High-pressure behavior of REE-bearing phosphates and arsenates

ATO4 compounds (A= Sc, Y, Ln, U and Th; T stands for tetrahedrally-coordinated cations, e.g. P and As), represent a wide class of minerals, which includes the REE-bearing arsenates chernovite-(Y) (YAsO4) and gasparite-(Ce) (CeAsO4), and the more common REE-bearing phosphates, xenotime-(Y) (YPO4) and monazite-(Ce) (CePO4). Chernovite-(Y) and xenotime-(Y) share the same HREE-enriched, zircon-type structure (I41/amd), whereas the LREE-enriched gasparite-(Ce) and monazite-(Ce) crystallize in the so-called monazite-type structure (P21/n).
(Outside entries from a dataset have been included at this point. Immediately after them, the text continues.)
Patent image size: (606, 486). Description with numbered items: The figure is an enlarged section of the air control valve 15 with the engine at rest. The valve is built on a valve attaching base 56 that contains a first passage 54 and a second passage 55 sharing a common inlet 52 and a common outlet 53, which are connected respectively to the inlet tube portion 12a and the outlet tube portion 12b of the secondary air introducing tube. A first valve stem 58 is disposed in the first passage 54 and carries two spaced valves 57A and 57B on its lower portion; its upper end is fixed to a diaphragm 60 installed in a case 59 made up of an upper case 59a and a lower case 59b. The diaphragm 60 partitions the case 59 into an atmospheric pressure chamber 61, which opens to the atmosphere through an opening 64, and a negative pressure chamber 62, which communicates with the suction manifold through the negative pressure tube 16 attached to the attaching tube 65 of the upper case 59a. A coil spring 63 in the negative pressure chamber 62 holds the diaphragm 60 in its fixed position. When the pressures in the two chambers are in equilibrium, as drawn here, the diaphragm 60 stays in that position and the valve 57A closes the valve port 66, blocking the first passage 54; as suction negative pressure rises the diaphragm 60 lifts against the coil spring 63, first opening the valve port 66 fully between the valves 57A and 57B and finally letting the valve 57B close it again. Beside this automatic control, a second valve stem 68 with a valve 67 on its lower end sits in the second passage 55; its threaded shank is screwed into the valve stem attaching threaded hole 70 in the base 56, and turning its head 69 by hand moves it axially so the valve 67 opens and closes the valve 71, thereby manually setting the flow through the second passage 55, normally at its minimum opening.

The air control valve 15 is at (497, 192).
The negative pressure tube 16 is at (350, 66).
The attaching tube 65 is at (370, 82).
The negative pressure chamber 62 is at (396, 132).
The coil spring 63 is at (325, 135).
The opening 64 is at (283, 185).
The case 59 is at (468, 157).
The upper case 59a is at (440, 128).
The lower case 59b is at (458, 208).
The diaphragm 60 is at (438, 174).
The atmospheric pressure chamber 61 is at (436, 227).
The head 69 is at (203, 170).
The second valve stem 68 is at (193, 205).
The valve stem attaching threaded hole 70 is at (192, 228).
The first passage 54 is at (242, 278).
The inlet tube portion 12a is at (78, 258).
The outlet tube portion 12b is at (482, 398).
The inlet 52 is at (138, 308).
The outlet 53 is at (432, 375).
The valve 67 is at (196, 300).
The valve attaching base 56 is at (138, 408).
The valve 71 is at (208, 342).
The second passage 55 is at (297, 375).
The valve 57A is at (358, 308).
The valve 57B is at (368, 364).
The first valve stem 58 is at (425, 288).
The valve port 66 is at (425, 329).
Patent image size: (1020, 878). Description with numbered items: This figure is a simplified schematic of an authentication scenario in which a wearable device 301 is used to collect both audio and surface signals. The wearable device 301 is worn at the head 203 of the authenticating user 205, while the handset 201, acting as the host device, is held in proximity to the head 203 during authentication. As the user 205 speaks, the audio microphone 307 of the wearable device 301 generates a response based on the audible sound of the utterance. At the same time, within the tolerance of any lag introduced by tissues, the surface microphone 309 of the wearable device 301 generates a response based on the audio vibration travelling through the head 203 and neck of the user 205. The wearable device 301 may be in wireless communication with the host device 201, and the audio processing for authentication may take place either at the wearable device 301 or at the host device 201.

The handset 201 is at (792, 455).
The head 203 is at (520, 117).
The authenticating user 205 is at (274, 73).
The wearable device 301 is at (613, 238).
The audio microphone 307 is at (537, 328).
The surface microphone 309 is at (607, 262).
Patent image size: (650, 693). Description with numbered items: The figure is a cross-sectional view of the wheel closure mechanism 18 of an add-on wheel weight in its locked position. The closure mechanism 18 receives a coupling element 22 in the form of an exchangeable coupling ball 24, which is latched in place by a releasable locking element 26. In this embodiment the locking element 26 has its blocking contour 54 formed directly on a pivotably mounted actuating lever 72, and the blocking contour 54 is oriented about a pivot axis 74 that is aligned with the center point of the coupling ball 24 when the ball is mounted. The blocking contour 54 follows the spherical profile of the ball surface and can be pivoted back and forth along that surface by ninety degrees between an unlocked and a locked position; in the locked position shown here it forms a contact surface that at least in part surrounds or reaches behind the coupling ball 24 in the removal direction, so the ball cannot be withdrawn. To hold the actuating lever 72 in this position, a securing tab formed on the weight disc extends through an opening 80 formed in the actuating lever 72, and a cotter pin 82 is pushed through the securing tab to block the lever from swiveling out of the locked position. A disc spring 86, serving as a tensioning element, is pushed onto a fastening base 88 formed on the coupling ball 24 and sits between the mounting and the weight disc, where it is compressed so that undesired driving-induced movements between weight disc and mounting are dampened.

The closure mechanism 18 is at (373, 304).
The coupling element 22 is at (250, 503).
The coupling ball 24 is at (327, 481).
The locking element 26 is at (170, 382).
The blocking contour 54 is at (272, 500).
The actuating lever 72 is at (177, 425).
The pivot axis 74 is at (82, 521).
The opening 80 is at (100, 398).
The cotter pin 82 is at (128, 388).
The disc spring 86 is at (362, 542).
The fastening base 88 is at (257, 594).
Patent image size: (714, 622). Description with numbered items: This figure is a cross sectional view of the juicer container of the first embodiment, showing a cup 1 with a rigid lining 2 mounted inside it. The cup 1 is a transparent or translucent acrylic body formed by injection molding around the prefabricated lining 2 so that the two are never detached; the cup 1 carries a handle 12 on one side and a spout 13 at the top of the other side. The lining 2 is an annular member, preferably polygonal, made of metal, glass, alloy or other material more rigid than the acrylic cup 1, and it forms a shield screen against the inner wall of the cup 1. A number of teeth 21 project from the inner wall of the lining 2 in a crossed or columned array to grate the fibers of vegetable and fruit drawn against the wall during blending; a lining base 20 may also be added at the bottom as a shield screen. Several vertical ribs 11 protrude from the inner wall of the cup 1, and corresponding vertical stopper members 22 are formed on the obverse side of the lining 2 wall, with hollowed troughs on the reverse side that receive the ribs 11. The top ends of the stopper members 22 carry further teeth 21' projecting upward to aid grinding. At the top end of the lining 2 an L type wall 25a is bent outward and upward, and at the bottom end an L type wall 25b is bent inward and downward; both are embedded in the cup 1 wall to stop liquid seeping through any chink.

The HP behavior of the REETO4 compounds has been object of many studies, mainly focused on their synthetic counterparts. In this work, we have studied the HP and combined HP–HT behavior of natural samples of the abovementioned minerals, using in situ single-crystal synchrotron X-ray diffraction. A special attention was devoted to the relationships between chemical and structural features at non-ambient conditions. In particular, the compressional behavior of the REE-polyhedron, T-site tetrahedron and the deformation mechanisms acting at the atomic scale, poorly studied in the current literature, have been described and discussed. For both the arsenates and phosphates, the monazite-type minerals are found to be more compressible than the zircon-type ones, and the arsenates more compressible than the phosphate analogues. The analysis of the refined structure models showed that the T-tetrahedron is almost uncompressible and the nature of its dominant cation (As or P) significantly affects the response to (T,P)-stimuli of the A-polyhedron.